Ensuite, le NCERT finance la formation des jeunes sélectionnés jusqu’au doctorat à l’aide des bourses. De son côté, l’Indian Technical and Economic Cooperation Programme (ITEC),lancé dès 1964, finance des bourses pour former des ingénieurs venus de pays en voie de développement.
L’ouverture à l’international ne s’arrête pas là. Si l’Inde forme des jeunes issus de pays plus pauvres qu’elle, elle ne rechigne pas à passer des accords avec les entreprises des pays développés. Ainsi, le premier ministre Rajiv Gandhi, qui était connu pour être un passionné d’informatique, a négocié un accord bilatéral de coopération scientifique et technologique avec le Japon en 1985. L’investissement de Suzuki Motors Corporation en Inde dans les années 1980 a contribué au développement de l’industrie automobile et à l’introduction de technologies japonaises en Inde.
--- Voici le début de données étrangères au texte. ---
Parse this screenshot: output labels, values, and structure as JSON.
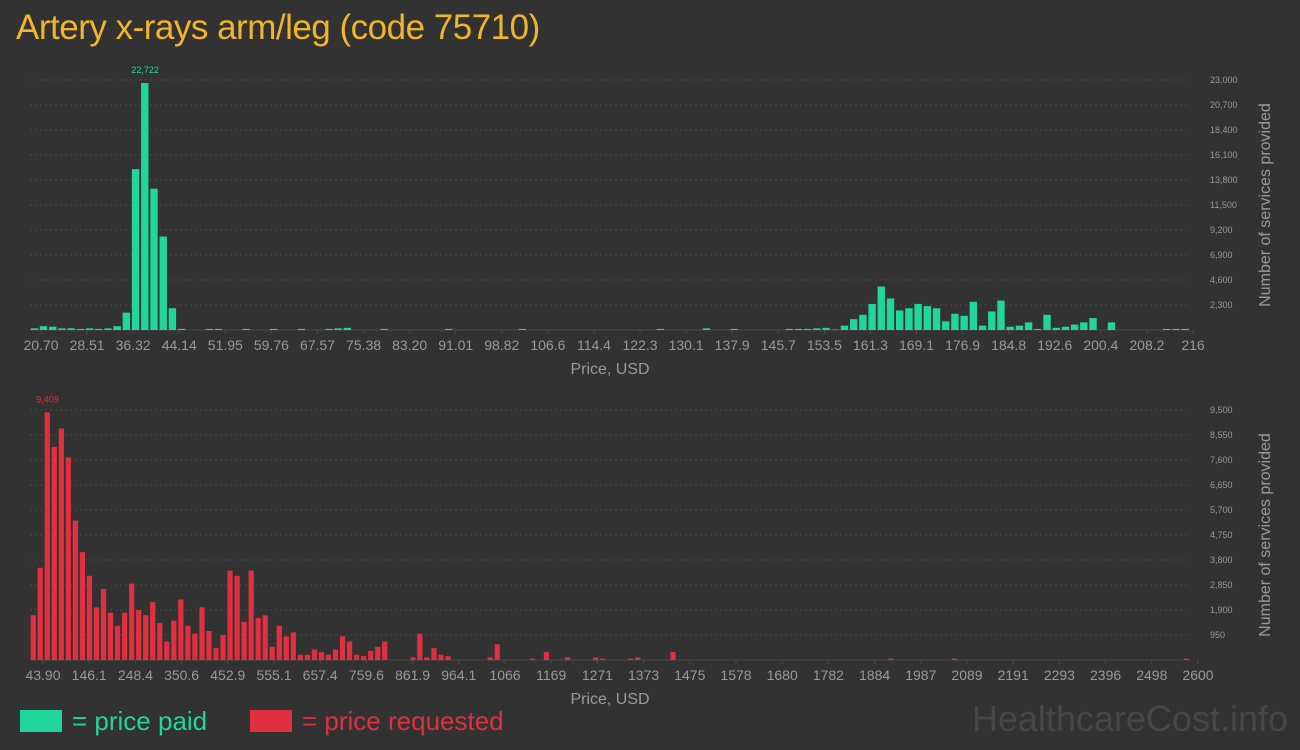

Des liens avec les États-Unis ont été aussi créés. Dans les années 1960, l’émigration d’ingénieurs indiens a été perçue comme une fuite des cerveaux. Quelques années plus tard, les échanges se font dans les deux sens. En 1987, ouvre le bureau d’Infosys Technologies Ltd, entreprise fondée par N.R. Narayana Murthy avec sept autres ingénieurs logiciels à Bangalore en 1981. En 2000, la société a aidé plusieurs entreprises américaines à corriger le bug de l’an 2000 avec une équipe de cinquante ingénieurs.
Si les entreprises indiennes telles que Infosys, Wipro, Cognizant, Tata Consultancy Services, and Tech Mahindra sont aujourd’hui présentes dans la Silicon Valley, et si environ 25 % des start-up de la Silicon Valley sont dirigées par les Indiens, les entreprises de Silicon Valley investissent plus d’un milliard de dollars par an en Inde. Ce brassage nécessite et facilite la formation d’ingénieurs en Inde.
Le revers de la médaille
Si les succès indiens sont incontestables, ils ne doivent pas occulter certains défis qui se posent aujourd’hui. D’ores et déjà, les institutions de formation d’ingénieurs chinoises sont mieux classées au niveau international.
L’entrée par concours garantit certes l’égalité entre tous et l’inclusion des femmes. Reste que le système est dans les faits moins égalitaire qu’il n’y paraît. En effet, les classes aisées peuvent envoyer leurs enfants dans des sessions préparatoires privées qui coûtent cher. En outre, la compétition est si forte que certains étudiants se suicident après avoir échoué au concours d’entrée pour ne pas décevoir leurs parents. Une fois intégrée, la formation est exigeante et ne laisse pas beaucoup de place au repos.
Le taux d’insertion des ingénieurs indiens a tourné autour de 57 % en 2023. Et la récente annonce par le gouvernement indien d’une mission pour la IA promet de créer des débouchées pour les ingénieurs formés en Inde. De quoi créer peut-être une nouvelle vague de figures emblématiques des succès scientifiques de l’Inde.